Comme l’a souligné Élisabeth Boissinot, ce dernier sera payé par le contribuable français. L’État paie en effet au forfait, selon une somme fixée par un arrêté ministériel. Le tarif reste donc le même, peu importe combien de temps dure l’instruction, combien de fois l’avocat va voir son client en prison ou combien de personnes travaillent sur le dossier dans le cabinet. D’après le site service-public.fr, l’aide juridictionnelle, mise en place en 1972, permet aux prévenus disposant de « faibles ressources de bénéficier d’une prise en charge totale ou partielle par l’État des honoraires et frais de justice (avocat, huissier, expert, etc.). » 

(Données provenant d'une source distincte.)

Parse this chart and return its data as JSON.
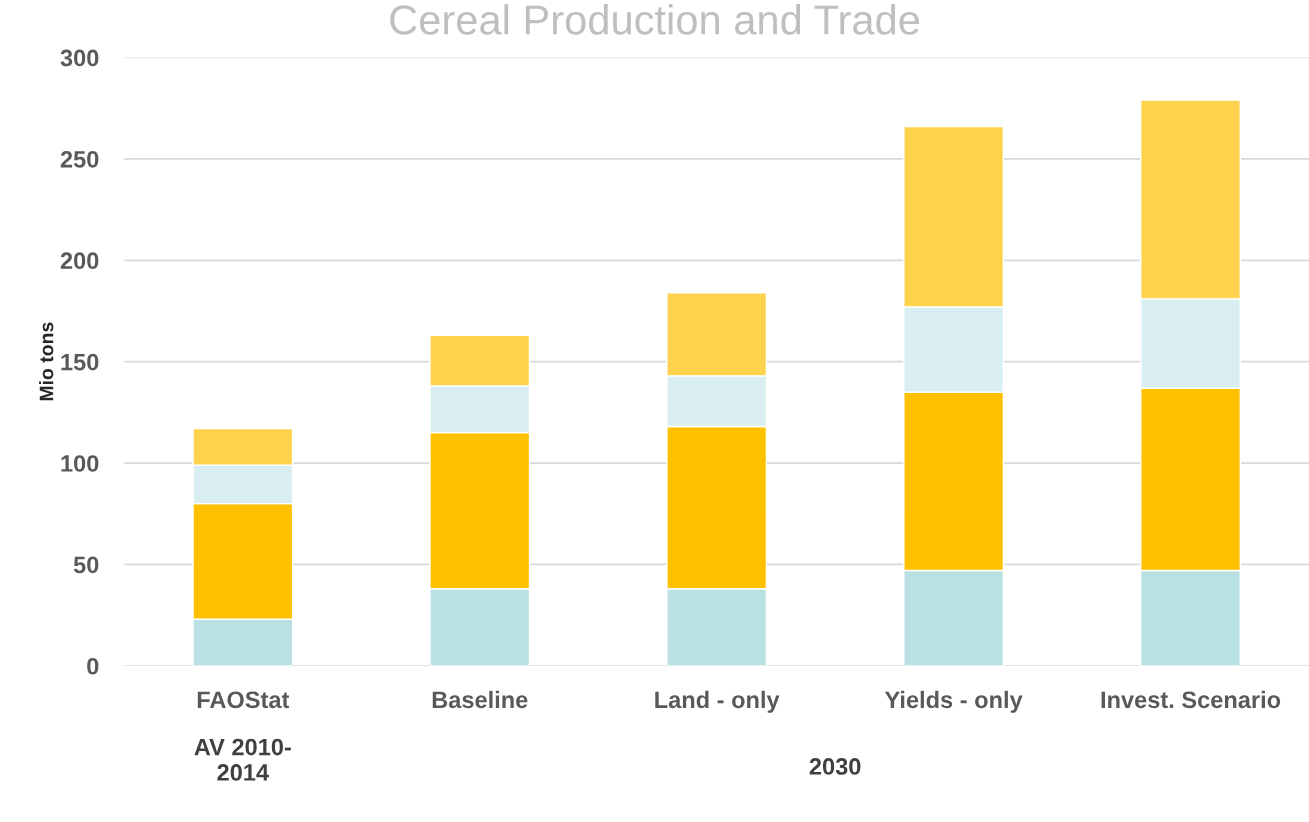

Des conditions d’attribution basées sur les revenus de l’accusé

Depuis le 1er janvier 2016, l’aide juridictionnelle peut être accordée dans son intégralité ou en partie. La prise en charge est totale si l’accusé perçoit moins de 1.000 euros par mois, de 55% s’il touche entre 1.001 et 1.182 euros chaque mois et de 25% pour une personne recevant entre 1.183 et 1.499 euros chaque mois. Il suffit d’être français, citoyen d’un État membre de l’Union européenne ou étranger en situation régulière pour y prétendre. La gravité des faits reprochés ne rentre donc pas en ligne de compte.

Dans Le Figaro, Yves Tamet, avocat à Bobigny et membre du Conseil national des barreaux, estime que « Frank Berton va sans doute perdre de l’argent dans cette affaire car il va passer beaucoup plus de temps sur le dossier que ce qui est prévu par l’aide juridictionnelle. Il ne fera donc pas fortune, mais ce n’est pas pour cela qu’il a accepté l’affaire. » Le procès de Salah Abdeslam ne devrait pas avoir lieu avant 2019.